A sus 90 años, el maratoniano Miguel Navarro, que aquel día quedó en decimoséptima posición con un nuevo récord de España (2:24:17) y la mejor actuación de un atleta español en aquellos Juegos Olímpicos, todavía recuerda hoy el simbolismo de la carrera: “El maratón olímpico de Roma fue tan especial, tan bonito, que desde entonces nunca se ha podido igualar”.
Y el propio Bikila, nada más terminar la prueba e ir a abrazarse con su entrenador y amigo Onni Niskanen, le reconoció que en medio de tanta belleza estuvo a punto de dejarse llevar por las emociones y echarlo todo a perder: “Estaba seguro de vencer, maestro, pero por muy poco no me quedé encantado con la magnífica visión del Arco de Constantino.
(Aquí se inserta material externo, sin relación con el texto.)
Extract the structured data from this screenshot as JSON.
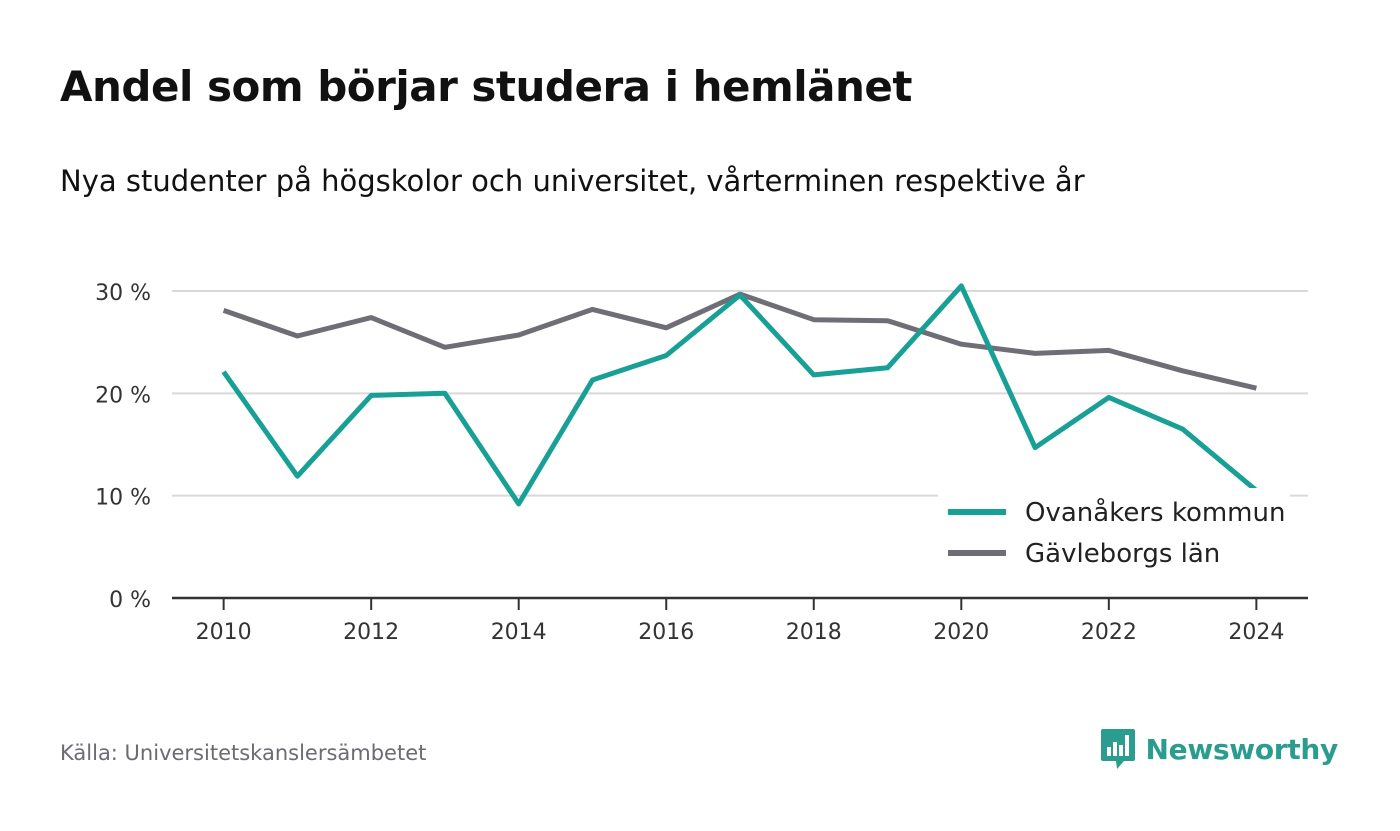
{
  "header": {
    "title": "Andel som börjar studera i hemlänet",
    "subtitle": "Nya studenter på högskolor och universitet, vårterminen respektive år"
  },
  "footer": {
    "source": "Källa: Universitetskanslersämbetet",
    "brand": "Newsworthy",
    "brand_icon": "newsworthy-logo-icon"
  },
  "colors": {
    "series_1": "#18a096",
    "series_2": "#6f6e76",
    "grid": "#d9d9dc",
    "axis": "#333333",
    "brand": "#2a9d8f"
  },
  "chart_data": {
    "type": "line",
    "x": [
      2010,
      2011,
      2012,
      2013,
      2014,
      2015,
      2016,
      2017,
      2018,
      2019,
      2020,
      2021,
      2022,
      2023,
      2024
    ],
    "xticks": [
      2010,
      2012,
      2014,
      2016,
      2018,
      2020,
      2022,
      2024
    ],
    "xtick_labels": [
      "2010",
      "2012",
      "2014",
      "2016",
      "2018",
      "2020",
      "2022",
      "2024"
    ],
    "yticks": [
      0,
      10,
      20,
      30
    ],
    "ytick_labels": [
      "0 %",
      "10 %",
      "20 %",
      "30 %"
    ],
    "ylim": [
      0,
      30
    ],
    "xlim": [
      2009.3,
      2024.7
    ],
    "grid": true,
    "legend": "bottom-right",
    "series": [
      {
        "name": "Ovanåkers kommun",
        "color": "#18a096",
        "values": [
          22.1,
          11.9,
          19.8,
          20.0,
          9.2,
          21.3,
          23.7,
          29.6,
          21.8,
          22.5,
          30.5,
          14.7,
          19.6,
          16.5,
          10.5
        ]
      },
      {
        "name": "Gävleborgs län",
        "color": "#6f6e76",
        "values": [
          28.1,
          25.6,
          27.4,
          24.5,
          25.7,
          28.2,
          26.4,
          29.7,
          27.2,
          27.1,
          24.8,
          23.9,
          24.2,
          22.2,
          20.5
        ]
      }
    ]
  }
}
No he visto nunca nada más maravilloso y estoy muy feliz por haberlo visto justo en la noche más maravillosa de mi vida”.
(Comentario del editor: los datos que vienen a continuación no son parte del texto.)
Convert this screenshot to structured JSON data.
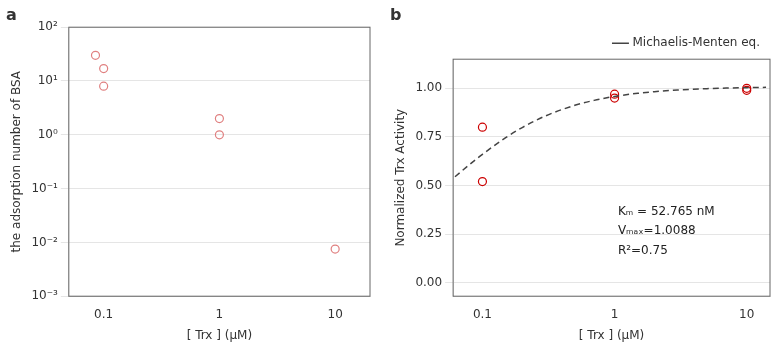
{
  "chart_data": [
    {
      "type": "scatter",
      "title": "a",
      "x_label": "[ Trx ] (μM)",
      "y_label": "the adsorption number of BSA",
      "log": true,
      "xlim": [
        0.05,
        20
      ],
      "ylim": [
        0.001,
        100
      ],
      "xticks": [
        0.1,
        1,
        10
      ],
      "yticks": [
        {
          "value": 0.001,
          "label": "10⁻³"
        },
        {
          "value": 0.01,
          "label": "10⁻²"
        },
        {
          "value": 0.1,
          "label": "10⁻¹"
        },
        {
          "value": 1,
          "label": "10⁰"
        },
        {
          "value": 10,
          "label": "10¹"
        },
        {
          "value": 100,
          "label": "10²"
        }
      ],
      "grid": true,
      "series": [
        {
          "type": "scatter",
          "marker": "circle",
          "color": "#e08080",
          "x": [
            0.085,
            0.1,
            0.1,
            1.0,
            1.0,
            10.0
          ],
          "values": [
            30,
            17,
            8,
            2,
            1.0,
            0.0075
          ]
        }
      ]
    },
    {
      "type": "scatter",
      "title": "b",
      "x_label": "[ Trx ] (μM)",
      "y_label": "Normalized Trx Activity",
      "log": "x",
      "xlim": [
        0.06,
        15
      ],
      "ylim": [
        -0.07,
        1.15
      ],
      "xticks": [
        0.1,
        1,
        10
      ],
      "yticks": [
        {
          "value": 0,
          "label": "0.00"
        },
        0.25,
        {
          "value": 0.5,
          "label": "0.50"
        },
        0.75,
        {
          "value": 1,
          "label": "1.00"
        }
      ],
      "grid": true,
      "legend": "upper right",
      "annotations": [
        "Kₘ = 52.765 nM",
        "Vₘₐₓ=1.0088",
        "R²=0.75"
      ],
      "series": [
        {
          "name": "Michaelis-Menten eq.",
          "type": "line",
          "line_style": "dashed",
          "color": "#444444",
          "x": [
            0.062,
            0.08,
            0.1,
            0.15,
            0.2,
            0.3,
            0.5,
            0.7,
            1,
            1.5,
            2,
            3,
            5,
            7,
            10,
            14
          ],
          "values": [
            0.54499,
            0.60787,
            0.66036,
            0.74628,
            0.79821,
            0.85791,
            0.9125,
            0.93809,
            0.95824,
            0.97452,
            0.98287,
            0.99136,
            0.99827,
            1.00125,
            1.0035,
            1.00501
          ]
        },
        {
          "type": "scatter",
          "marker": "circle",
          "color": "#cc0000",
          "x": [
            0.1,
            0.1,
            1.0,
            1.0,
            10.0,
            10.0
          ],
          "values": [
            0.52,
            0.8,
            0.95,
            0.97,
            0.99,
            1.0
          ]
        }
      ]
    }
  ]
}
Pronto, cuando todo esto acabe, podremos volver a viajar a Roma de nuevo. Tras perdernos por los rincones que siempre parece esconder la ciudad, a esa hora mágica en la que el sol empieza a ponerse y la luz de las últimas horas del día se confunde con las sombras de las primeras horas de la noche, podremos comenzar a correr por nuestra cuenta desde las misma escalinata de la plaza del Campidoglio en la que todo comenzó. Y tras correr detrás del recuerdo de los pasos de Abebe Bikila y una de las carreras más bonitas de todos los tiempos, podremos completar una parte más de nuestro maratón infinito corriendo bajo la oscuridad de la Via Appia hasta llegar al Coliseo, sintiéndonos parte de una historia interminable.
Tantos lugares que aún nos quedan por recorrer. Pero mientras, como en un plano secuencia con el que acaba una película de Sorrentino, Roma y La gran belleza siempre seguirán siendo uno de los mejores lugares posibles con los que no podemos dejar de soñar.